I Cut My AI Bill in Half by Working Faster

I use Claude Code all day, every day. It's my primary tool. I design and direct — Claude writes the code. That's been the deal for a while now.

Until today I was on Claude Max at $200/month. And I used to pace myself. Some days I'd hit limits and have to stop. I was rationing a $200 plan.

Today I dropped to the $100 plan. I've been watching my usage for the past month, and it wasn't even close. I don't pace myself anymore. I just go.

What Changed

Two things: DevPlan and AMP.

Before I built these tools, a typical session looked like this:

Spend 10 minutes pasting in context from the last session
Burn half the context window on "where was I?"
Go down a dead end, back up, try again
Repeat something I already tried two sessions ago
Hit a wall and start a new conversation, losing everything

Every one of those is wasted tokens. Wasted time. Wasted money.

What It Looks Like Now

AMP and Nellie mean every session starts in 30 seconds. Checkpoints restore where I left off. Lessons compound — if I hit a gotcha once, I never hit it again. No more context pasting. No more repeated mistakes.

DevPlan means I'm not exploring blind. The work is structured before execution starts. Plans are validated. Haiku handles the execution, Sonnet verifies it. When something breaks, the lesson feeds back into the system. Next time it doesn't break.

The result: every token goes toward actual work. Not recovery. Not exploration. Not repeating myself.

The Math

This isn't about using a cheaper model or making fewer calls. I'm using the same model. I'm using it more intensely than before. I build all day without pacing myself.

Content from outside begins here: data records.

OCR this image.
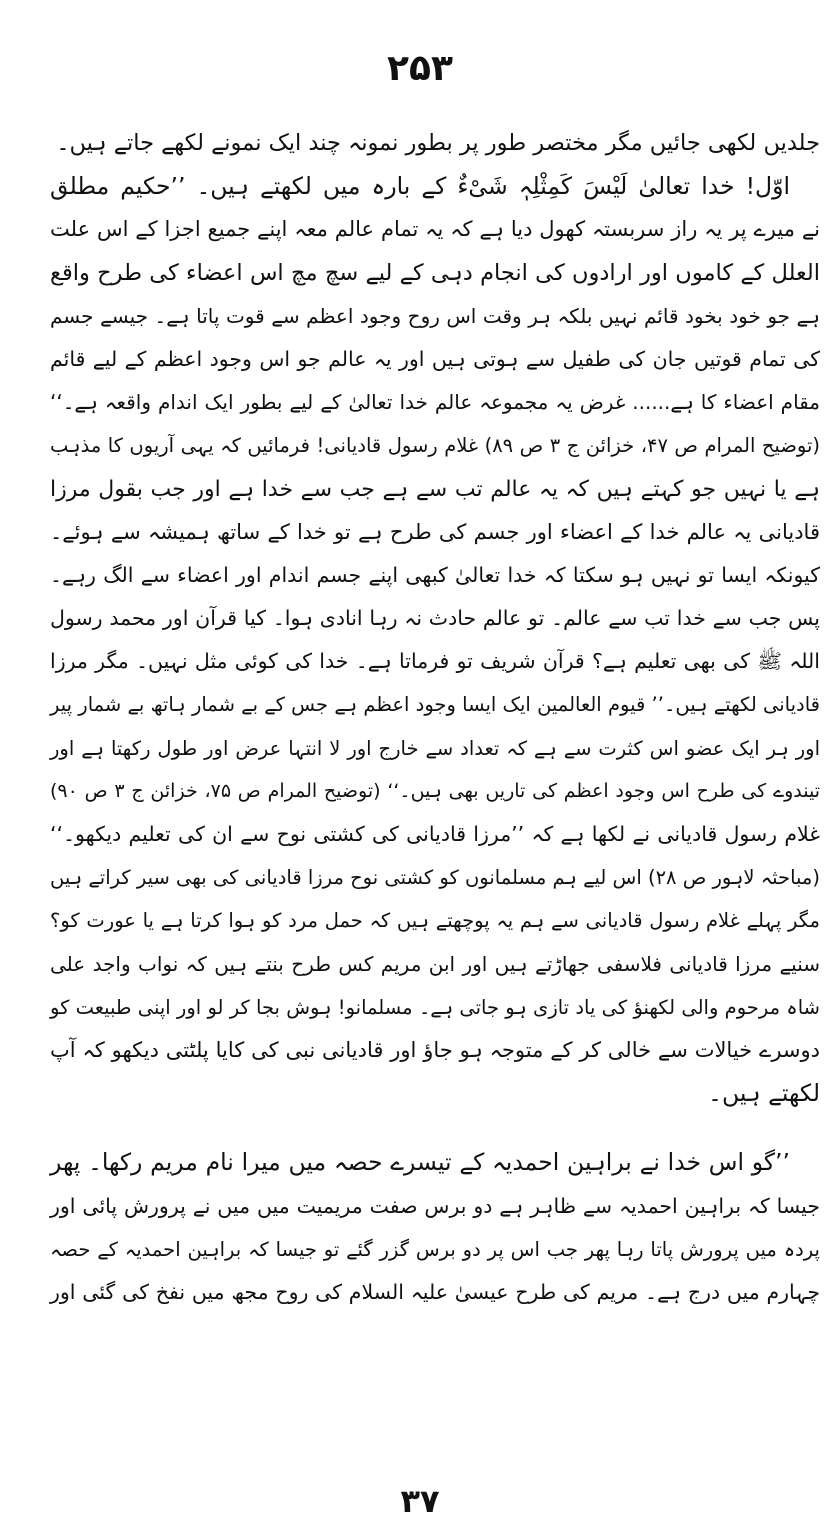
۲۵۳
جلدیں لکھی جائیں مگر مختصر طور پر بطور نمونہ چند ایک نمونے لکھے جاتے ہیں۔
اوّل! خدا تعالیٰ لَیْسَ کَمِثْلِہٖ شَیْءٌ کے بارہ میں لکھتے ہیں۔ ’’حکیم مطلق
نے میرے پر یہ راز سربستہ کھول دیا ہے کہ یہ تمام عالم معہ اپنے جمیع اجزا کے اس علت
العلل کے کاموں اور ارادوں کی انجام دہی کے لیے سچ مچ اس اعضاء کی طرح واقع
ہے جو خود بخود قائم نہیں بلکہ ہر وقت اس روح وجود اعظم سے قوت پاتا ہے۔ جیسے جسم
کی تمام قوتیں جان کی طفیل سے ہوتی ہیں اور یہ عالم جو اس وجود اعظم کے لیے قائم
مقام اعضاء کا ہے...... غرض یہ مجموعہ عالم خدا تعالیٰ کے لیے بطور ایک اندام واقعہ ہے۔‘‘
(توضیح المرام ص ۴۷، خزائن ج ۳ ص ۸۹) غلام رسول قادیانی! فرمائیں کہ یہی آریوں کا مذہب
ہے یا نہیں جو کہتے ہیں کہ یہ عالم تب سے ہے جب سے خدا ہے اور جب بقول مرزا
قادیانی یہ عالم خدا کے اعضاء اور جسم کی طرح ہے تو خدا کے ساتھ ہمیشہ سے ہوئے۔
کیونکہ ایسا تو نہیں ہو سکتا کہ خدا تعالیٰ کبھی اپنے جسم اندام اور اعضاء سے الگ رہے۔
پس جب سے خدا تب سے عالم۔ تو عالم حادث نہ رہا انادی ہوا۔ کیا قرآن اور محمد رسول
اللہ ﷺ کی بھی تعلیم ہے؟ قرآن شریف تو فرماتا ہے۔ خدا کی کوئی مثل نہیں۔ مگر مرزا
قادیانی لکھتے ہیں۔’’ قیوم العالمین ایک ایسا وجود اعظم ہے جس کے بے شمار ہاتھ بے شمار پیر
اور ہر ایک عضو اس کثرت سے ہے کہ تعداد سے خارج اور لا انتہا عرض اور طول رکھتا ہے اور
تیندوے کی طرح اس وجود اعظم کی تاریں بھی ہیں۔‘‘ (توضیح المرام ص ۷۵، خزائن ج ۳ ص ۹۰)
غلام رسول قادیانی نے لکھا ہے کہ ’’مرزا قادیانی کی کشتی نوح سے ان کی تعلیم دیکھو۔‘‘
(مباحثہ لاہور ص ۲۸) اس لیے ہم مسلمانوں کو کشتی نوح مرزا قادیانی کی بھی سیر کراتے ہیں
مگر پہلے غلام رسول قادیانی سے ہم یہ پوچھتے ہیں کہ حمل مرد کو ہوا کرتا ہے یا عورت کو؟
سنیے مرزا قادیانی فلاسفی جھاڑتے ہیں اور ابن مریم کس طرح بنتے ہیں کہ نواب واجد علی
شاہ مرحوم والی لکھنؤ کی یاد تازی ہو جاتی ہے۔ مسلمانو! ہوش بجا کر لو اور اپنی طبیعت کو
دوسرے خیالات سے خالی کر کے متوجہ ہو جاؤ اور قادیانی نبی کی کایا پلٹتی دیکھو کہ آپ
لکھتے ہیں۔
’’گو اس خدا نے براہین احمدیہ کے تیسرے حصہ میں میرا نام مریم رکھا۔ پھر
جیسا کہ براہین احمدیہ سے ظاہر ہے دو برس صفت مریمیت میں میں نے پرورش پائی اور
پردہ میں پرورش پاتا رہا پھر جب اس پر دو برس گزر گئے تو جیسا کہ براہین احمدیہ کے حصہ
چہارم میں درج ہے۔ مریم کی طرح عیسیٰ علیہ السلام کی روح مجھ میں نفخ کی گئی اور
۳۷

The difference is waste. I eliminated most of it.

No context reset overhead — Nellie handles it
No unstructured exploration — DevPlan handles it
No repeated mistakes — lessons handle it
No dead ends — validated plans handle it

Cut the waste and $100 goes further than $200 used to.

The Point

Most people trying to reduce AI costs look at the model. Use something cheaper. Make fewer calls. Compress your prompts.

I went the other direction. Same model, same intensity, better workflow. The tokens I was burning on context recovery and dead ends just — disappeared.

I was rationing a $200 plan. Now I'm uncapped on $100.

The bottleneck was never compute. It was workflow.